Just a really fantastic card.
Sticking with the baseball theme, the next one is, you guessed it, a card I’ve written about before.
While Cracker Jack is most known among collectors for their 1914 and 1915 baseball card sets, a series of postcards issued in 1907 gives us what is quite possibly Cracker Jack’s earliest baseball card.
The company issued a series of postcards of the Cracker Jack Bears traveling the globe. Most are non-sports cards but one includes the bears playing a game of baseball.
This is a postcard that’s gained a bit of popularity in recent years. Some sellers command as much as $75-$100 for it. But you can usually find it significantly cheaper with some patience.
The card is No. 12 in the set and features a batter and catcher.
Baseball was a big theme of the month, so sticking with that, I continued building my small collection of pre-war autographs with two more signed cards.
First is a 1939-46 Exhibit Salutations card autographed by Hall of Famer Luke Appling. Second is a signed 1940 Play Ball card of Hall of Famer Bob Doerr.
While I’m not only collecting autographed Hall of Famers, that’s where my focus has been. I’m also sticking with only graded and authenticated cards for the most part not only for display purposes but just for the ease of moving should I ever decide to go in that direction.

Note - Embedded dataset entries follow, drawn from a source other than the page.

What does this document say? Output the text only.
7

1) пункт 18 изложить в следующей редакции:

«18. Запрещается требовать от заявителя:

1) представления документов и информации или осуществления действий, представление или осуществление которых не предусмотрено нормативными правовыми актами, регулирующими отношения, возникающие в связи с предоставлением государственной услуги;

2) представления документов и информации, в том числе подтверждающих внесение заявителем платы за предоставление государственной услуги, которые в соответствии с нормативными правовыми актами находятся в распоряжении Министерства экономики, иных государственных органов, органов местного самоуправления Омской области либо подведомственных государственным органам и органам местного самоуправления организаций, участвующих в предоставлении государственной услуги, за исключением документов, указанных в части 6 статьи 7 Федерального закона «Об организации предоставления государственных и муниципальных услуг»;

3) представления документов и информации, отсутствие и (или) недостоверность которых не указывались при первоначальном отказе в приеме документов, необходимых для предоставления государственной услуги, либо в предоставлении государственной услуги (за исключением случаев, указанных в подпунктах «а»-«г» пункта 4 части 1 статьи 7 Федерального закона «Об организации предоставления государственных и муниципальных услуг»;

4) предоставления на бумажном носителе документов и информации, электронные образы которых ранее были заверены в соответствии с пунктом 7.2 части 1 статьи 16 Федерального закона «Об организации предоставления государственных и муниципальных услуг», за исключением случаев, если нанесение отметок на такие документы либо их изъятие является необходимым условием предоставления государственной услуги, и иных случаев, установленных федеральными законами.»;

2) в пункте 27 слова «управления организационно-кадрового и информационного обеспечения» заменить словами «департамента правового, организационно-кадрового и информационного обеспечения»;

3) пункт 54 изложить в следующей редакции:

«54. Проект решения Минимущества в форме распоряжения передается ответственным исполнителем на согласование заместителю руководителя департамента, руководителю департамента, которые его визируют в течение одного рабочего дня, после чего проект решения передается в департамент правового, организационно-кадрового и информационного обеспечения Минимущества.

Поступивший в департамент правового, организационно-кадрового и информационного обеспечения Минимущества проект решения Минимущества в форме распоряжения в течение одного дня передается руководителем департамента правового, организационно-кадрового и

Appling and Doerr were both well-known signers. You can probably pick up modern cards signed by the two of them for around $10 or so. But as I wrote in this article, finding signatures on pre-1948 cards is much harder. They are out there — particularly on gum cards, which were popular targets of autograph collectors later on. But they are infinitely rarer than, say, autographed baseballs and what not. That’s sort of the appeal to me. I’m really not a huge autograph guy but seeing signatures on cards that are 80-100 years old is just kind of great.
The final baseball pickup of the month was a big one. I purchased a few lots of T206 cards totaling nearly 100. Typically, I wouldn’t write about something as common as the T206 cards in these pickup articles. But getting so many at once was a somewhat notable pickup for me.

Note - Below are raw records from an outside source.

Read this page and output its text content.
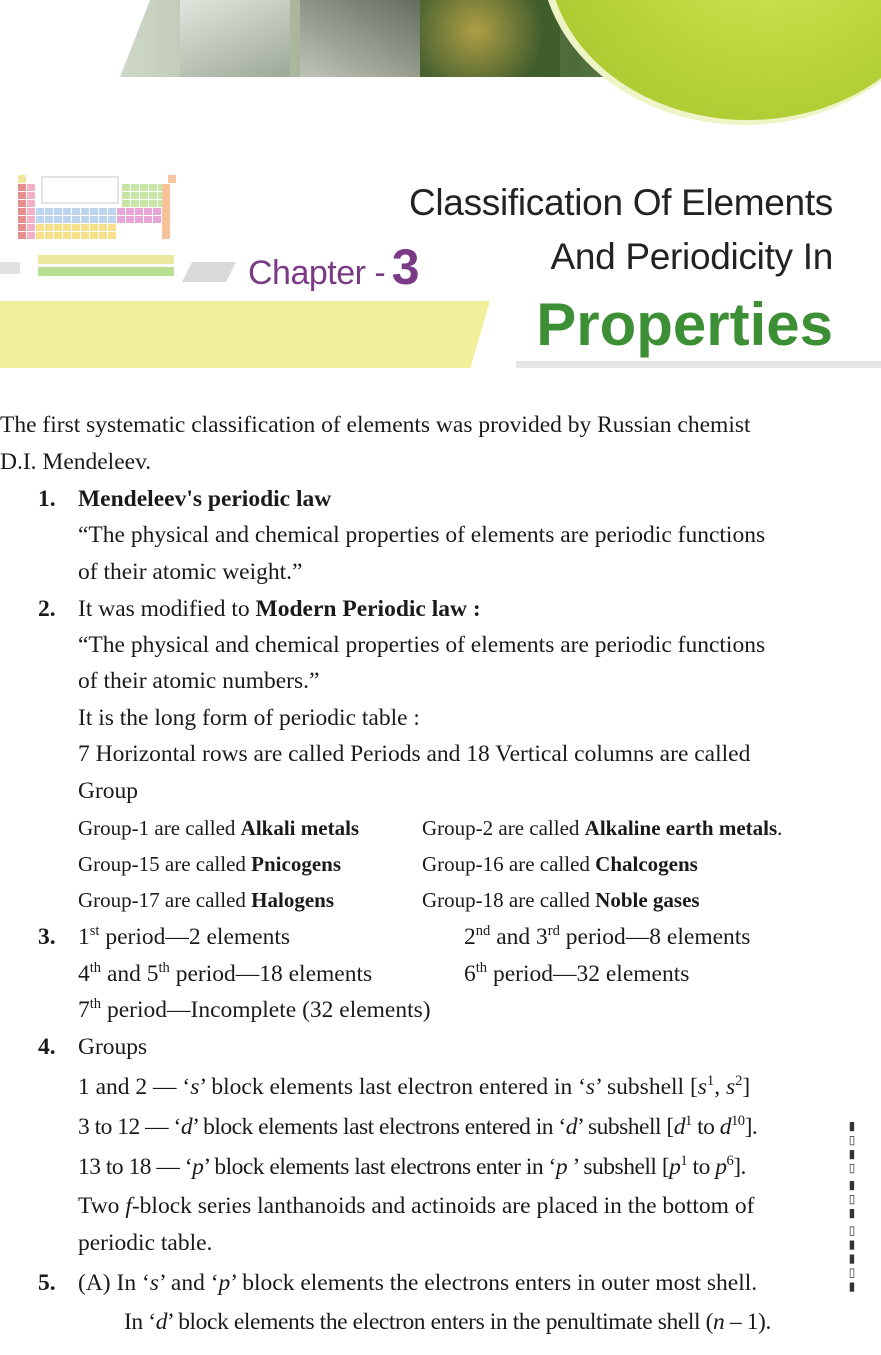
Chapter - 3
Classification Of Elements
And Periodicity In
Properties
The first systematic classification of elements was provided by Russian chemist
D.I. Mendeleev.
1. Mendeleev's periodic law
“The physical and chemical properties of elements are periodic functions
of their atomic weight.”
2. It was modified to Modern Periodic law :
“The physical and chemical properties of elements are periodic functions
of their atomic numbers.”
It is the long form of periodic table :
7 Horizontal rows are called Periods and 18 Vertical columns are called
Group
Group-1 are called Alkali metals	Group-2 are called Alkaline earth metals.
Group-15 are called Pnicogens	Group-16 are called Chalcogens
Group-17 are called Halogens	Group-18 are called Noble gases
3. 1st period—2 elements	2nd and 3rd period—8 elements
4th and 5th period—18 elements	6th period—32 elements
7th period—Incomplete (32 elements)
4. Groups
1 and 2 — ‘s’ block elements last electron entered in ‘s’ subshell [$s^1$, $s^2$]
3 to 12 — ‘d’ block elements last electrons entered in ‘d’ subshell [$d^1$ to $d^{10}$].
13 to 18 — ‘p’ block elements last electrons enter in ‘p ’ subshell [$p^1$ to $p^6$].
Two f-block series lanthanoids and actinoids are placed in the bottom of
periodic table.
5. (A) In ‘s’ and ‘p’ block elements the electrons enters in outer most shell.
In ‘d’ block elements the electron enters in the penultimate shell (n – 1).
▮▯▮▮▯ ▮▯▮ ▯▮▯▮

Didn’t I already complete the T206 set? Yes, I did. But some of these will be used for upgrades, some are part of other trades, and some will be sold off.

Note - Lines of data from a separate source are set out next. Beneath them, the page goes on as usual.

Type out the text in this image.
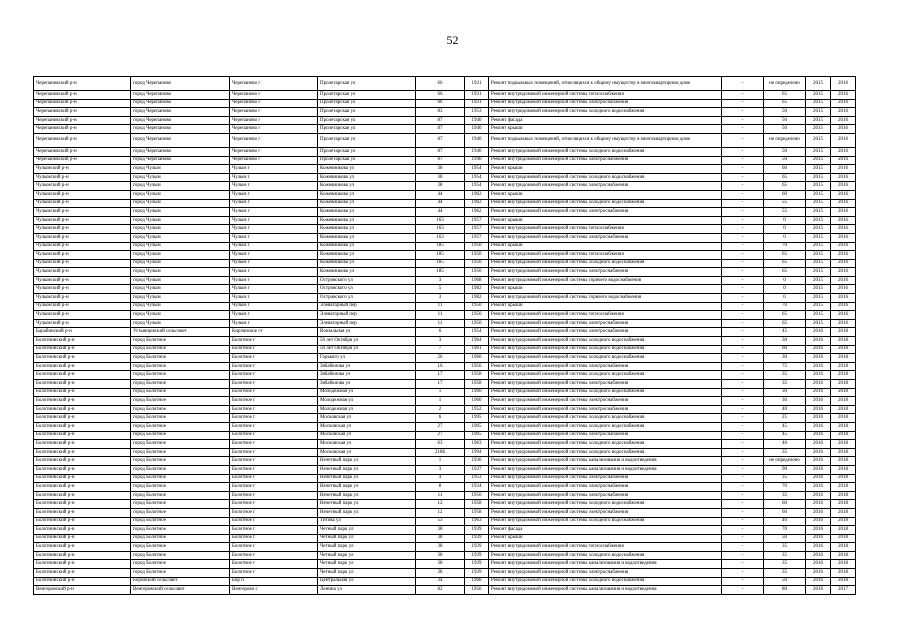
52
Черепановский р-н	город Черепаново	Черепаново г	Пролетарская ул	66	1931	Ремонт подвальных помещений, относящихся к общему имуществу в многоквартирном доме	-	не определено	2015	2016
Черепановский р-н	город Черепаново	Черепаново г	Пролетарская ул	66	1931	Ремонт внутридомовой инженерной системы теплоснабжения	-	65	2015	2016
Черепановский р-н	город Черепаново	Черепаново г	Пролетарская ул	66	1931	Ремонт внутридомовой инженерной системы электроснабжения	-	65	2015	2016
Черепановский р-н	город Черепаново	Черепаново г	Пролетарская ул	83	1953	Ремонт внутридомовой инженерной системы холодного водоснабжения	-	50	2015	2016
Черепановский р-н	город Черепаново	Черепаново г	Пролетарская ул	87	1940	Ремонт фасада	-	50	2015	2016
Черепановский р-н	город Черепаново	Черепаново г	Пролетарская ул	87	1940	Ремонт крыши	-	50	2015	2016
Черепановский р-н	город Черепаново	Черепаново г	Пролетарская ул	87	1940	Ремонт подвальных помещений, относящихся к общему имуществу в многоквартирном доме	-	не определено	2015	2016
Черепановский р-н	город Черепаново	Черепаново г	Пролетарская ул	87	1940	Ремонт внутридомовой инженерной системы холодного водоснабжения	-	50	2015	2016
Черепановский р-н	город Черепаново	Черепаново г	Пролетарская ул	87	1940	Ремонт внутридомовой инженерной системы электроснабжения	-	50	2015	2016
Чулымский р-н	город Чулым	Чулым г	Кожевникова ул	38	1954	Ремонт крыши	-	60	2015	2016
Чулымский р-н	город Чулым	Чулым г	Кожевникова ул	38	1954	Ремонт внутридомовой инженерной системы холодного водоснабжения	-	65	2015	2016
Чулымский р-н	город Чулым	Чулым г	Кожевникова ул	38	1954	Ремонт внутридомовой инженерной системы электроснабжения	-	65	2015	2016
Чулымский р-н	город Чулым	Чулым г	Кожевникова ул	44	1962	Ремонт крыши	-	60	2015	2016
Чулымский р-н	город Чулым	Чулым г	Кожевникова ул	44	1962	Ремонт внутридомовой инженерной системы холодного водоснабжения	-	55	2015	2016
Чулымский р-н	город Чулым	Чулым г	Кожевникова ул	44	1962	Ремонт внутридомовой инженерной системы электроснабжения	-	55	2015	2016
Чулымский р-н	город Чулым	Чулым г	Кожевникова ул	163	1957	Ремонт крыши	-	0	2015	2016
Чулымский р-н	город Чулым	Чулым г	Кожевникова ул	163	1957	Ремонт внутридомовой инженерной системы теплоснабжения	-	0	2015	2016
Чулымский р-н	город Чулым	Чулым г	Кожевникова ул	163	1957	Ремонт внутридомовой инженерной системы электроснабжения	-	0	2015	2016
Чулымский р-н	город Чулым	Чулым г	Кожевникова ул	185	1950	Ремонт крыши	-	70	2015	2016
Чулымский р-н	город Чулым	Чулым г	Кожевникова ул	185	1950	Ремонт внутридомовой инженерной системы теплоснабжения	-	65	2015	2016
Чулымский р-н	город Чулым	Чулым г	Кожевникова ул	185	1950	Ремонт внутридомовой инженерной системы холодного водоснабжения	-	65	2015	2016
Чулымский р-н	город Чулым	Чулым г	Кожевникова ул	185	1950	Ремонт внутридомовой инженерной системы электроснабжения	-	65	2015	2016
Чулымский р-н	город Чулым	Чулым г	Островского ул	3	1968	Ремонт внутридомовой инженерной системы горячего водоснабжения	-	0	2015	2016
Чулымский р-н	город Чулым	Чулым г	Островского ул	5	1982	Ремонт крыши	-	0	2015	2016
Чулымский р-н	город Чулым	Чулым г	Островского ул	3	1982	Ремонт внутридомовой инженерной системы горячего водоснабжения	-	0	2015	2016
Чулымский р-н	город Чулым	Чулым г	Элеваторный пер	11	1950	Ремонт крыши	-	70	2015	2016
Чулымский р-н	город Чулым	Чулым г	Элеваторный пер	11	1950	Ремонт внутридомовой инженерной системы теплоснабжения	-	65	2015	2016
Чулымский р-н	город Чулым	Чулым г	Элеваторный пер	11	1950	Ремонт внутридомовой инженерной системы электроснабжения	-	65	2015	2016
Барабинский р-н	Устьянцевский сельсовет	Кирзинское ст	Вокзальная ул	6	1954	Ремонт внутридомовой инженерной системы электроснабжения	-	45	2016	2018
Болотнинский р-н	город Болотное	Болотное г	50 лет Октября ул	3	1964	Ремонт внутридомовой инженерной системы холодного водоснабжения	-	30	2016	2018
Болотнинский р-н	город Болотное	Болотное г	50 лет Октября ул	7	1961	Ремонт внутридомовой инженерной системы холодного водоснабжения	-	60	2016	2018
Болотнинский р-н	город Болотное	Болотное г	Горького ул	26	1960	Ремонт внутридомовой инженерной системы холодного водоснабжения	-	30	2016	2018
Болотнинский р-н	город Болотное	Болотное г	Зябабкнова ул	16	1956	Ремонт внутридомовой инженерной системы электроснабжения	-	75	2016	2018
Болотнинский р-н	город Болотное	Болотное г	Зябабкнова ул	17	1958	Ремонт внутридомовой инженерной системы холодного водоснабжения	-	35	2016	2018
Болотнинский р-н	город Болотное	Болотное г	Зябабкнова ул	17	1958	Ремонт внутридомовой инженерной системы электроснабжения	-	35	2016	2018
Болотнинский р-н	город Болотное	Болотное г	Молодежная ул	1	1960	Ремонт внутридомовой инженерной системы холодного водоснабжения	-	30	2016	2018
Болотнинский р-н	город Болотное	Болотное г	Молодежная ул	1	1960	Ремонт внутридомовой инженерной системы электроснабжения	-	30	2016	2018
Болотнинский р-н	город Болотное	Болотное г	Молодежная ул	2	1952	Ремонт внутридомовой инженерной системы электроснабжения	-	40	2016	2018
Болотнинский р-н	город Болотное	Болотное г	Московская ул	6	1995	Ремонт внутридомовой инженерной системы холодного водоснабжения	-	25	2016	2018
Болотнинский р-н	город Болотное	Болотное г	Московская ул	27	1965	Ремонт внутридомовой инженерной системы холодного водоснабжения	-	45	2016	2018
Болотнинский р-н	город Болотное	Болотное г	Московская ул	27	1965	Ремонт внутридомовой инженерной системы электроснабжения	-	45	2016	2018
Болотнинский р-н	город Болотное	Болотное г	Московская ул	63	1963	Ремонт внутридомовой инженерной системы холодного водоснабжения	-	40	2016	2018
Болотнинский р-н	город Болотное	Болотное г	Московская ул	2186	1994	Ремонт внутридомовой инженерной системы холодного водоснабжения	-	35	2016	2018
Болотнинский р-н	город Болотное	Болотное г	Нечетный парк ул	1	1936	Ремонт внутридомовой инженерной системы канализования и водоотведения	-	не определено	2016	2018
Болотнинский р-н	город Болотное	Болотное г	Нечетный парк ул	3	1937	Ремонт внутридомовой инженерной системы канализования и водоотведения	-	90	2016	2018
Болотнинский р-н	город Болотное	Болотное г	Нечетный парк ул	4	1953	Ремонт внутридомовой инженерной системы электроснабжения	-	35	2016	2018
Болотнинский р-н	город Болотное	Болотное г	Нечетный парк ул	8	1934	Ремонт внутридомовой инженерной системы электроснабжения	-	70	2016	2018
Болотнинский р-н	город Болотное	Болотное г	Нечетный парк ул	11	1956	Ремонт внутридомовой инженерной системы электроснабжения	-	35	2016	2018
Болотнинский р-н	город Болотное	Болотное г	Нечетный парк ул	12	1958	Ремонт внутридомовой инженерной системы холодного водоснабжения	-	60	2016	2018
Болотнинский р-н	город Болотное	Болотное г	Нечетный парк ул	12	1958	Ремонт внутридомовой инженерной системы электроснабжения	-	60	2016	2018
Болотнинский р-н	город Болотное	Болотное г	Титова ул	53	1963	Ремонт внутридомовой инженерной системы холодного водоснабжения	-	40	2016	2018
Болотнинский р-н	город Болотное	Болотное г	Четный парк ул	38	1939	Ремонт фасада	-	70	2016	2018
Болотнинский р-н	город Болотное	Болотное г	Четный парк ул	38	1939	Ремонт крыши	-	50	2016	2018
Болотнинский р-н	город Болотное	Болотное г	Четный парк ул	38	1939	Ремонт внутридомовой инженерной системы теплоснабжения	-	35	2016	2018
Болотнинский р-н	город Болотное	Болотное г	Четный парк ул	38	1939	Ремонт внутридомовой инженерной системы холодного водоснабжения	-	35	2016	2018
Болотнинский р-н	город Болотное	Болотное г	Четный парк ул	38	1939	Ремонт внутридомовой инженерной системы канализования и водоотведения	-	35	2016	2018
Болотнинский р-н	город Болотное	Болотное г	Четный парк ул	38	1939	Ремонт внутридомовой инженерной системы электроснабжения	-	35	2016	2018
Болотнинский р-н	Боровский сельсовет	Бор п	Центральная ул	34	1968	Ремонт внутридомовой инженерной системы холодного водоснабжения	-	50	2016	2018
Венгеровский р-н	Венгеровский сельсовет	Венгерово с	Ленина ул	82	1956	Ремонт внутридомовой инженерной системы канализования и водоотведения	-	80	2016	2017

Seeing this many T206 cards together never gets old. Yes, I’ve seen all of the images. And yes, I’ve got all of these cards already. But it’s still a sight to see the fantastic artwork on these cards, which ultimately lured me into the pre-war world.
I’m not sure something like that will ever get old for me.
Alright, this post can’t be all baseball — let’s hit one other cool sports card pickup.
If you’ve been following this site, you know I’ve been talking a good bit about the Stollwerck Chocolate cards lately. Recently, I’d bought a bunch and then a bunch more. I picked up another few hundred and probably have around 700 or so now.
These were chocolate cards issued out of Germany and while the majority are non-sports cards, there are actually a good many sports cards scattered in the series.’ Like other international chocolate cards, these were issued in small subsets (in this case, there are six in a subset).
Stollwercks are a bit like other pre-war cards. Similar to things like the Old Judge cards, finding any, random Stollwercks is not hard to do. But finding specific ones can be extremely difficult.
Because the sports ones are popular, they do pop up slightly more than some of the others. They’re still very difficult to find and because of that, dealers often ask the moon for them. It isn’t uncommon to see a seller asking for $100 or more for some.
I like Stollwerck cards as much as any random collector that buys off-the-wall stuff does. But I don’t like them that much.
However, when I can find them at reasonably affordable prices, I’m all in. Most of the Stollwerck sports cards I had to date were in tennis, track and field, and gymnastics, along with some other minor sports. But here, I picked up a hockey card (possibly the only one — not sure) and two cricket cards. That’s a perfect way to end the article.